6. Controlling Stalks

Stalks. Two arms sticking out of the steering wheel. They lift up and drop down. Pull forward and push backward. Ends turn around. Always partially obstructed, and at times totally out of view. Littered by icons requiring interpretation, and small text demanding concentration.

UI overload! UX fail! Get rid of stalks. We’ll never miss the dozen horrible micro-interactions.

7. Holding the Cup

Water, coffee, sodas – we drink plenty sitting in cars. You can never have too many cup holders. Most cars have a few low in the center. Where they can’t be a distraction.

Raise them up. Feature them. Right at eye level within reach. Fit a lot more than just a cup: electric razor, cellphone, eye liner, toothbrush. Stuff we want!

8. Unsticking the Gear Stick

I owned a 350Z. It was manual and shifting through its gears was a blast. Eventually I traded it in for an automatic.
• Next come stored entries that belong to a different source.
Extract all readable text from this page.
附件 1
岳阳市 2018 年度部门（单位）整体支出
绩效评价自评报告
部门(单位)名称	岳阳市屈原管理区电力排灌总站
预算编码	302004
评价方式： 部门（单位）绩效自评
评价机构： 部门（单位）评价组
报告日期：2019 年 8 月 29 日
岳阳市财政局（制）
Why in the world does it have a gear stick?

Exchange the stick for two buttons. One labeled “forward”, and one labeled “backward.” Let it go into park when I stop and turn off the car.

9. Considering the Center

You’ll find a floor-mounted console between the front seats. It serves to divide driver and passenger while providing modest storage.

Rip it out! I want the space back when my car drives itself. I’ll gain leg room so I can swivel around and talk to people riding in the back seat.

10. Chasing that Feeling

We’re in a car culture. People grow up with them, buy them, customize, and name them. Saying goodbye to human-driven automobiles will be difficult.
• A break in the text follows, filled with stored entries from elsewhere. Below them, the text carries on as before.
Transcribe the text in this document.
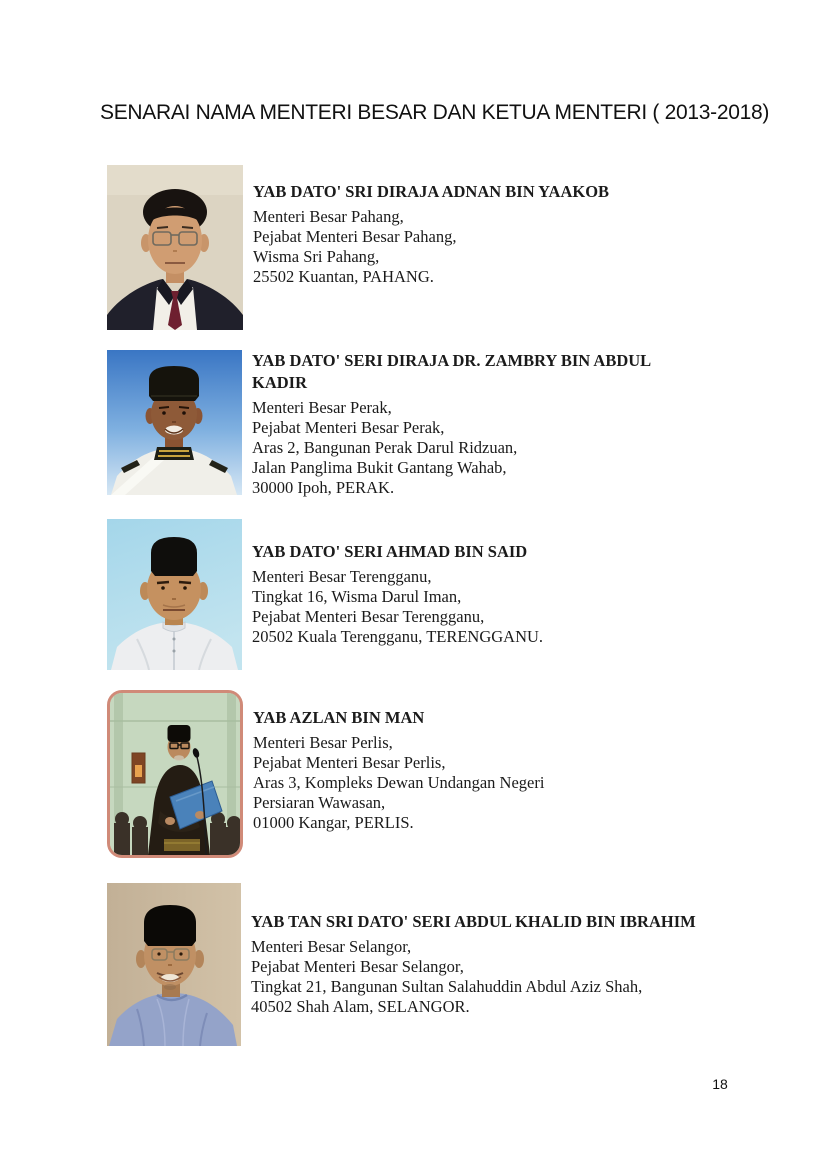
SENARAI NAMA MENTERI BESAR DAN KETUA MENTERI ( 2013-2018)
YAB DATO' SRI DIRAJA ADNAN BIN YAAKOB
Menteri Besar Pahang,
Pejabat Menteri Besar Pahang,
Wisma Sri Pahang,
25502 Kuantan, PAHANG.
YAB DATO' SERI DIRAJA DR. ZAMBRY BIN ABDUL
KADIR
Menteri Besar Perak,
Pejabat Menteri Besar Perak,
Aras 2, Bangunan Perak Darul Ridzuan,
Jalan Panglima Bukit Gantang Wahab,
30000 Ipoh, PERAK.
YAB DATO' SERI AHMAD BIN SAID
Menteri Besar Terengganu,
Tingkat 16, Wisma Darul Iman,
Pejabat Menteri Besar Terengganu,
20502 Kuala Terengganu, TERENGGANU.
YAB AZLAN BIN MAN
Menteri Besar Perlis,
Pejabat Menteri Besar Perlis,
Aras 3, Kompleks Dewan Undangan Negeri
Persiaran Wawasan,
01000 Kangar, PERLIS.
YAB TAN SRI DATO' SERI ABDUL KHALID BIN IBRAHIM
Menteri Besar Selangor,
Pejabat Menteri Besar Selangor,
Tingkat 21, Bangunan Sultan Salahuddin Abdul Aziz Shah,
40502 Shah Alam, SELANGOR.
18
Gear-heads might get their need for speed at private driving reserves. Members-only clubs could offer the thrill of old-school driving: dirt bikes, ATVs, Jeeps, snowmobiles. Open-air and dangerous? Yes please!

Some Random Ideas

  • What will we call the next generation of cars? Automobiles! They’ll continue being mobile, and even more automatic.
  • Ages for operating self-driving cars will open up. Children as young as eight, and seniors well past retirement, can navigate a clean computer interface.
  • Humans traveling in self-driving cars will choose touch screen over voice control. Passengers want to talk with one another, listen to music, or silently work.
  • Your self-driving car will pick you up curbside and that’s fantastic. How to recognize it from all the others? Design it! Choose its color and style matching your personality.

Cars Need a Revolution for Humans

Cars have become complicated. Almost to the point of being impossible to truly understand and effectively master.

It didn’t happen all at once, and it didn’t happen with any malicious intent. We know cars started with a simple user interface. New drivers trained on that and learned it well.

Every few years a new control was added and human drivers mixed that into their on-going knowledge of the machine. Users evolved with the interface. Industry presented these as minor incremental changes.

Take a moment an imagine begin a beginner driver today.

Take a serious look at all of the controls. Mindfully consider all of the data reported by the car. Mix in erratic traffic patterns. Road signs. Wandering human attention. Distractions from cellphones. Demands of modern life. Complexity abounds!

It’s amazing that people safely get to their daily destinations driving cars. Moreover, it’s a wonder people want to try.

Recommendation

It’s going to feel very different being a passenger in the driver’s seat! Ultimately I think self-driving cars are an improvement for humans.

What do you think about self-driving cars? Are auto UIs too complicated? Do they need radical simplification? Tell me how human UI will change when self-driving cars become practical. Should we invent these new machines? Should we demand them?